Оказалось, дело его приняло было тогда дурной оборот; в конце концов его отпустили с миром, с мундиром и пенсией, взяв только обещание не подвергать происшедшее огласке.
* * *Начальник нашей бригады ген. П. был человек добрый, не боевой и очень боялся начальства. Писал огромные приказы — смотровые и хозяйственные, в меру пересыпая их карами, и предоставлял мне вопросы боевой подготовки войск. Побудить его оспорить невыполнимое распоряжение штаба округа или вступиться за пострадавшего стоило больших усилий. Был такой случай. Генерал Сандецкий, прочитав приказ по Хвалынскому полку и спутав фамилии, посадил под арест одного штабс-капитана — не того, кого следовало. Начальник бригады вызвал к себе потерпевшего и стал его уговаривать:
— Потерпите, голубчик. Вы еще молоды, роту получать не скоро. А если подымать вопрос — ведь третий уже раз подряд такая оказия — так не вышло бы худа. Вы сами знаете, если рассердится командующий….
Штабс-капитан потерпел.
Сандецкий благоволил к ген. П. и отличил его — чином и лентой. Но вот однажды, во время «большого маневра», командующий приехал неожиданно в наш штаб и из беседы с П. убедился, что тот не в курсе отданных по бригаде распоряжений. Был весьма разочарован и сильно гневался. С того и началось… Дальше — хуже. Осенью состоялось бригадное аттестационное совещание, на котором «осведомитель», полковник Вейс единогласно признан был недостойным выдвижения на должность командира полка. Начальник бригады, скрепя сердце, утвердил аттестацию, но с тех пор потерял покой. А Вейс открыто, не стесняясь, потрясал объемистым пакетом, в котором лежал донос, и грозил:
— Я им покажу! Они меня вспомнят!
В конце года состоялось окружное совещание в Казани. Вернулся оттуда начальник бригады совершенно убитый.

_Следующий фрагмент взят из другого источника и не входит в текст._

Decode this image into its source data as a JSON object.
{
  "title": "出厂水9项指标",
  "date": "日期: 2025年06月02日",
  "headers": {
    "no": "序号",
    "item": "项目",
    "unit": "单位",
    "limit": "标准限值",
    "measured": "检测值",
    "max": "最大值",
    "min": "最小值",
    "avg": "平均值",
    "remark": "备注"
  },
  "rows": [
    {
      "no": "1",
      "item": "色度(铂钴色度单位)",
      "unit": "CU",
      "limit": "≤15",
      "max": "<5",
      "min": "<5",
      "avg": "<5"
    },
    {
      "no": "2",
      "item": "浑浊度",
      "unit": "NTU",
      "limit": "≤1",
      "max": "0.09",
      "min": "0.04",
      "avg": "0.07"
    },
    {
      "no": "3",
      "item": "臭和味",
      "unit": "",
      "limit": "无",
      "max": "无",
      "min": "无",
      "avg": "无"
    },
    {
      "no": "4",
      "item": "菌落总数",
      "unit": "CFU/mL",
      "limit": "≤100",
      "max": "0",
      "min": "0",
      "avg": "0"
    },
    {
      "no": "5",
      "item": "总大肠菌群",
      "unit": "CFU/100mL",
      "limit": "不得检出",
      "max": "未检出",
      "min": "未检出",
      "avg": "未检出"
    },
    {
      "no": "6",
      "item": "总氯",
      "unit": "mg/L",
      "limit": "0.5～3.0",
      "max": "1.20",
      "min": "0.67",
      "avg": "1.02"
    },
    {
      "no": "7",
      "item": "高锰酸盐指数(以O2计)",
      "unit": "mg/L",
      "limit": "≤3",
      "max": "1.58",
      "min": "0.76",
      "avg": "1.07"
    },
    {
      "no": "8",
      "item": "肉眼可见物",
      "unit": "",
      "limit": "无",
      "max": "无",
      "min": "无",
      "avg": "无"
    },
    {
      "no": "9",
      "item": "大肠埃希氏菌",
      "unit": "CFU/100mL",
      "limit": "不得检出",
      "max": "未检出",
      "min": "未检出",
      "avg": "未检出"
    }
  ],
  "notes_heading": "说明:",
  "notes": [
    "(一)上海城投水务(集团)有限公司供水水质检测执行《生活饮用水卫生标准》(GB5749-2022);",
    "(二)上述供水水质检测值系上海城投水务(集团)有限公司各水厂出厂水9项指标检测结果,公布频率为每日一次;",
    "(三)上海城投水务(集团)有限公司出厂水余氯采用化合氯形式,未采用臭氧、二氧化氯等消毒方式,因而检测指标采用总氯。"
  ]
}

— Ну, и разносил же меня командующий!.. Верите ли, бил по столу кулаком и кричал, как на мальчишку. По бумажке, написанной рукою Вейса, перечислял мои вины по сорока пунктам. Чего только там не было!.. «Начальник бригады, переезжая в лагерь, поставил свой рояль на хранение в цейхгауз Хвалынского полка»… Или: «Команды разведчиков оставались в лагере лишних две недели не столько для обучения, сколько для спокойствия задержавшейся там семьи начальника бригады». Или вот еще: «Когда в штабе бригады командиры полков доложили, что они не в состоянии выполнить распоряжение штаба округа, начальник бригады, обращаясь к начальнику штаба, сказал: «Мы попросим Антона Ивановича — он сумеет отписаться»… Теперь мое дело — табак.
Я был настолько подавлен всей этой пошлостью, что не нашел и слов утешения.
Через несколько дней пришло предписание командующего относительно Вейса: как смело совещание не удостоить выдвижения «вне очереди» штаб-офицера, которого он считает выдающимся и еще недавно произвел «за отличие» в полковники?! Командующий требовал созвать вновь совещание и пересмотреть резолюцию.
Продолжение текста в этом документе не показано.